HACKER Q&A
📣 kloch

What server or CPU/motherboard combo offers maximum memory bandwidth?


A side project i'm working on is maxing out memory bandwidth well before cpu. It reads data from a 43GB binary data file (cached in ram by OS), does some processing and generates an output file. On an AWS r6gd.16xlarge instance (64 cpu, 512GB ram) it takes 14 seconds to run with 64 threads. I can reduce the number of threads down to 32 before it starts taking longer so it seems to be memory bandwidth limited. The application is interactive so shorter run times are highly desirable. I want to buy/build a server to maximize performance, what are my options?

For the sake of discussion let's assume the program is optimally written (Ha!). Porting to GPU is also out of the question because some settings require 300GB of ram or more during processing.


  👤 toast0 Accepted Answer ✓
You should look at Netflix engineering blog/usenix papers about their CDN appliances. In the latest instance types their main bottleneck is physical memory bandwidth. I'm fairly sure they mention profiling tools which would be useful for you to verify your assumptions (assuming they work in your environment) as well as hardware details if you want to build a similar system.

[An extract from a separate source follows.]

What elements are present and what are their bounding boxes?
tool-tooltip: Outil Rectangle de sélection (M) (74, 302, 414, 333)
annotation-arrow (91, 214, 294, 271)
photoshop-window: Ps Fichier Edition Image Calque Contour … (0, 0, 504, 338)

I think Epyc 7313 processors are likey a good fit if you are ram bandwidth limited though. Zen3, lowest core count, but still has all the ram channels. There's a lower cost single socket version too.

Can you tell us more about the data dependencies between threads? If there's contention on the shared memory, that's a more likely bottleneck than raw bandwidth.


👤 wmf
Intel Ice Lake-SP, AMD Epyc or Threadripper Pro, or Ampere Altra have the highest memory bandwidth but in theory they're the same as the Graviton2 you're already using. If you can handle NUMA, maybe try a 2-socket m6i.32xlarge.

👤 mattbillenstein
Are you sure 64 -> 32 threads isn't some sort of locking?

Sequential read memory bandwidth on modern hardware is tens of GB per second as I recall, so I think there's probably some optimization you can do on the program?